Sete hospitais só fazem abortos se não forem "a pedido da mulher"
Este artigo inicia-se com uma errata: ao contrário do que se tem insistentemente noticiado - também neste jornal - não são 30%, ou 13 (em 42 com serviço de obstetrícia e ginecologia) os hospitais portugueses que não fazem interrupção de gravidez (IG). Na verdade, a percentagem de hospitais com valência de obstetrícia que fazem algum tipo de interrupção de gravidez é de mais de 80%. Só seis hospitais não oferecem este cuidado de saúde: quatro no continente e dois nas Regiões Autónomas (ambos nos Açores).

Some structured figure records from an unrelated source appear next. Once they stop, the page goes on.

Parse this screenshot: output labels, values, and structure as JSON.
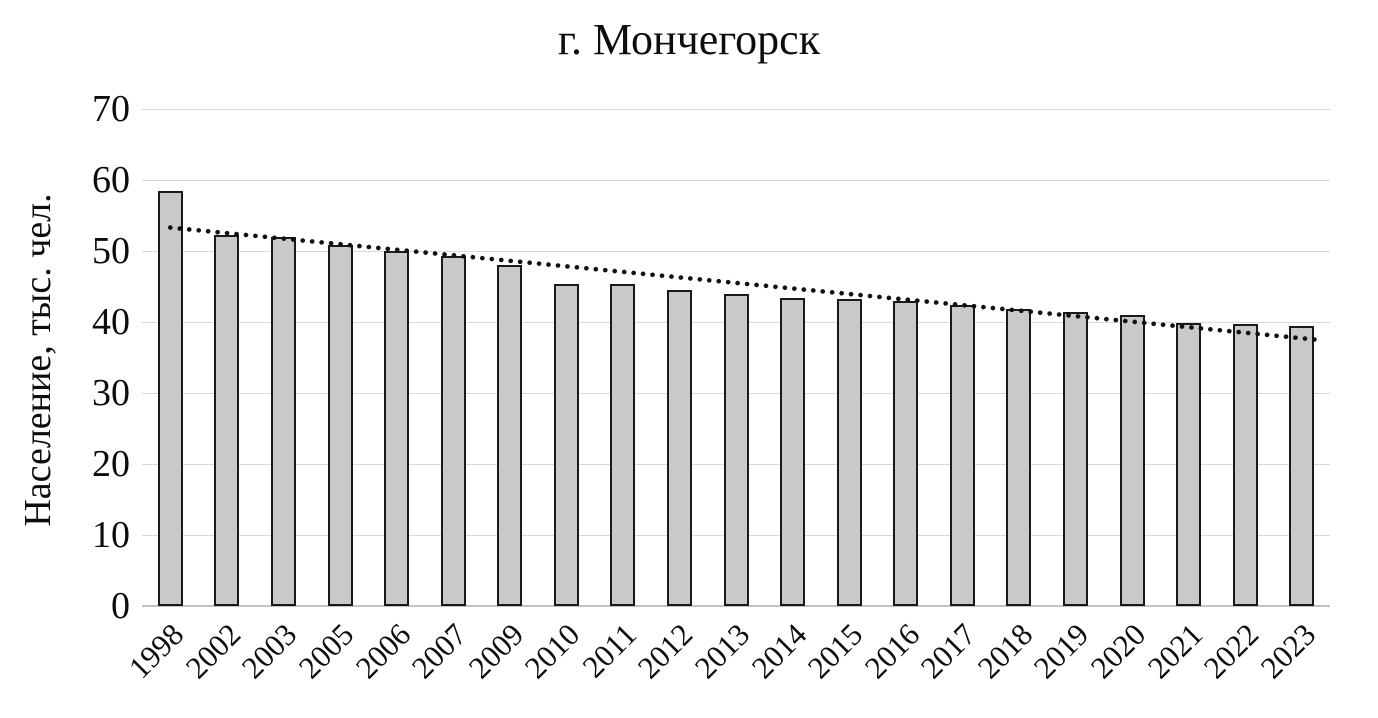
{
  "chart_data": {
    "type": "bar",
    "title": "г. Мончегорск",
    "xlabel": "",
    "ylabel": "Население, тыс. чел.",
    "ylim": [
      0,
      70
    ],
    "yticks": [
      0,
      10,
      20,
      30,
      40,
      50,
      60,
      70
    ],
    "grid": true,
    "legend": false,
    "categories": [
      "1998",
      "2002",
      "2003",
      "2005",
      "2006",
      "2007",
      "2009",
      "2010",
      "2011",
      "2012",
      "2013",
      "2014",
      "2015",
      "2016",
      "2017",
      "2018",
      "2019",
      "2020",
      "2021",
      "2022",
      "2023"
    ],
    "values": [
      58.5,
      52.3,
      52.0,
      50.8,
      50.0,
      49.3,
      48.0,
      45.3,
      45.3,
      44.5,
      44.0,
      43.4,
      43.2,
      42.9,
      42.4,
      41.9,
      41.4,
      41.0,
      39.9,
      39.7,
      39.4
    ],
    "trendline": {
      "type": "linear",
      "style": "dotted",
      "start_value": 53.3,
      "end_value": 37.8,
      "color": "#111111"
    },
    "colors": {
      "bar_fill": "#c9c9c9",
      "bar_stroke": "#1a1a1a",
      "gridline": "#d9d9d9",
      "baseline": "#c3c3c3",
      "background": "#ffffff",
      "text": "#0d0d0d"
    }
  }
}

Isto porque há sete unidades hospitalares do Serviço Nacional de Saúde (SNS) que fazem abortos, mas não os até às 10 semanas de gestação, habitualmente denominados "por vontade da mulher"- para os distinguir das outras IG legais, que, sendo igualmente efetuadas a pedido da mulher, apresentam razões médicas ou resultam de crimes de violação.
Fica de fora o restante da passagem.